President Muhammadu Buhari has consistently maintained that he wants to be remembered for killing corruption in Nigeria or at least, fighting it to a stand still whereupon it would no longer be viable or constitute a clog in the wheel of the political, social and economic development of the nation.
This is s tall but achievable ambition. Certainly he cannot do it alone. He has a plethora of anti-corruption agencies, security outfits and other law enforcement bodies to assist him.
However, they too cannot achieve meaningful results without the support and cooperation of the people because corruption is largely a function of people’s attitude. It will thrive wherever people indulge in it or are incli ned to perpetrate and perpetuate it, for whatever reasons or motives.
Thus, any effort to successfully get rid of corruption in the country must be people centered and driven carrying along the critical stakeholders among the populace and enlisting their understanding, support and patriotic zeal for the task.
This approach is what the Independent Corrupt Practices and other Related Offences Commission (ICPC) has adopted, with its recent announcement of plans to hold a national conference of Nigerian youths on action against corruption from the 24th to 26th November, 2015, at the National Conference Center, Abuja.
The special youth summit tagged “Mobilizing The Youths Against Corruption” is expected to provide a platform for in depth brainstorming on various ways the youths can be effectively mobilized to eradicate various forms of corruption.
The conference will involve, among others, interactive sections where participants will bare their minds on individual experiences, perceptions and opinions on how to eradicate the menace.
It would be recalled that this is not ICPC’s first initiative to engage Nigerian youths in the fight against corruption. Over the years, the Commission had cultivated and sustained the interest of youths in the war through some interventions which led to the establishment of anti-corruption vanguards in tertiary institutions and anti-corruption clubs in secondary schools across the country.

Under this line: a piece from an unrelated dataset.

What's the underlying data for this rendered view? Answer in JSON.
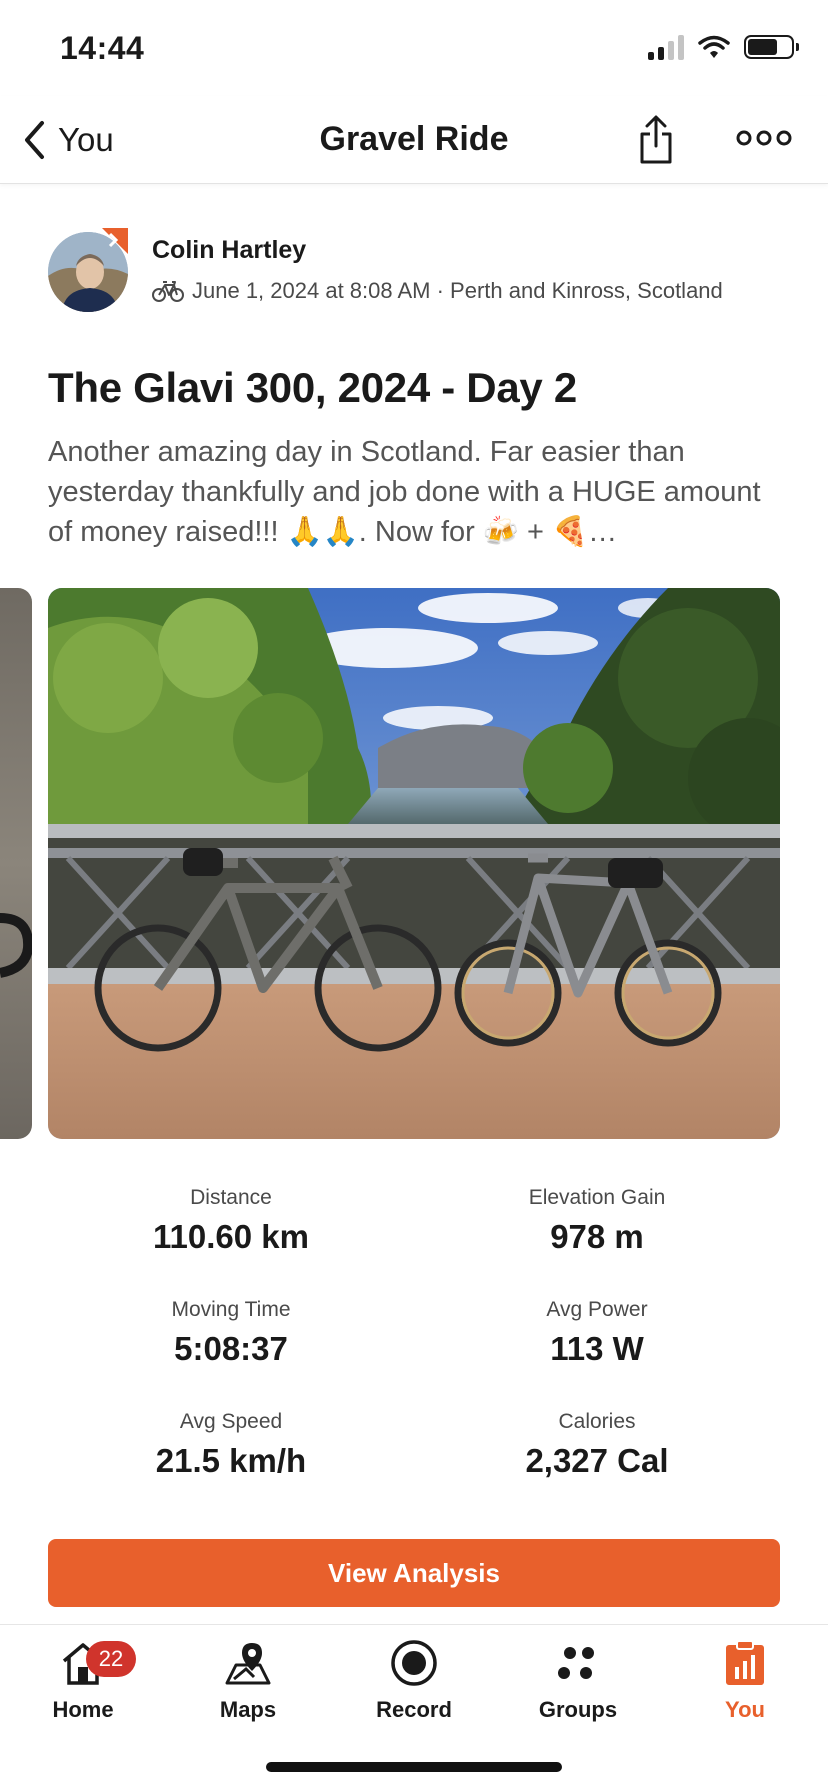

These interventions appeared to be primarily aimed at creating mass awareness about corruption and also generating a distaste for it among the youths as they grew up to join the larger society.
The initiative coming up this month not only reinforces the earlier ones but also widens the scope to integrate all youth stakeholders into the crusade.
This may ultimately lead to the creation of a formidable youth front or integrity army to decimate corruption through actual activism such as integrity campaigns, compliance monitoring, insistence on best practices, whistle blowing, refusal to be involved in corrupt practices as well taking deliberate actions to stop perpetrators.
Why are the youths relevant to the anti-corruption struggle? They are important because they represent the largest segment of the populace, between the elderly and the under-age. Their presence cuts across all sectors of national life.
In the workplaces, they are the ones that are used to perpetrate or facilitate corrupt practices with or without their connivance. In their neighborhoods, they know people who are living beyond their means or engaging in unwholesome activities.
In their families, they know when their parents or uncles or aunts are corrupt though they may choose to be silent because they are also beneficiaries. More importantly, the future of the nation rests on them. If they stand aloof and allow corruption to destroy the present, they have no bright or prosperous future to look forward to.
We are all witnesses to the reminiscences of the older generation about the good old days and their lamentations over the pitiable state corruption has reduced the country to. In all of these, the youth have been the losers. They are the ones who have been roaming the streets seeking employment several years after graduating from school. Many of those who were lucky to find employment have had to do with very stressful but poorly paid jobs which cannot meet their needs.
And to add salt to injury, people would ask the unemployed youth to be creative and try self employment despite the fact that the parlous state of the economy has made fund raising for businesses almost impossible for established people let alone young people who have nothing to hold on to.
Indeed, the youths have a greater stake in the war to eradicate corruption than any other section of the Nigerian populace. It is actually their future that is at stake.
The ICPC organized forum offers them an opportunity to step on board the war train and join President Buhari to free the nation and themselves from the evil called corruption.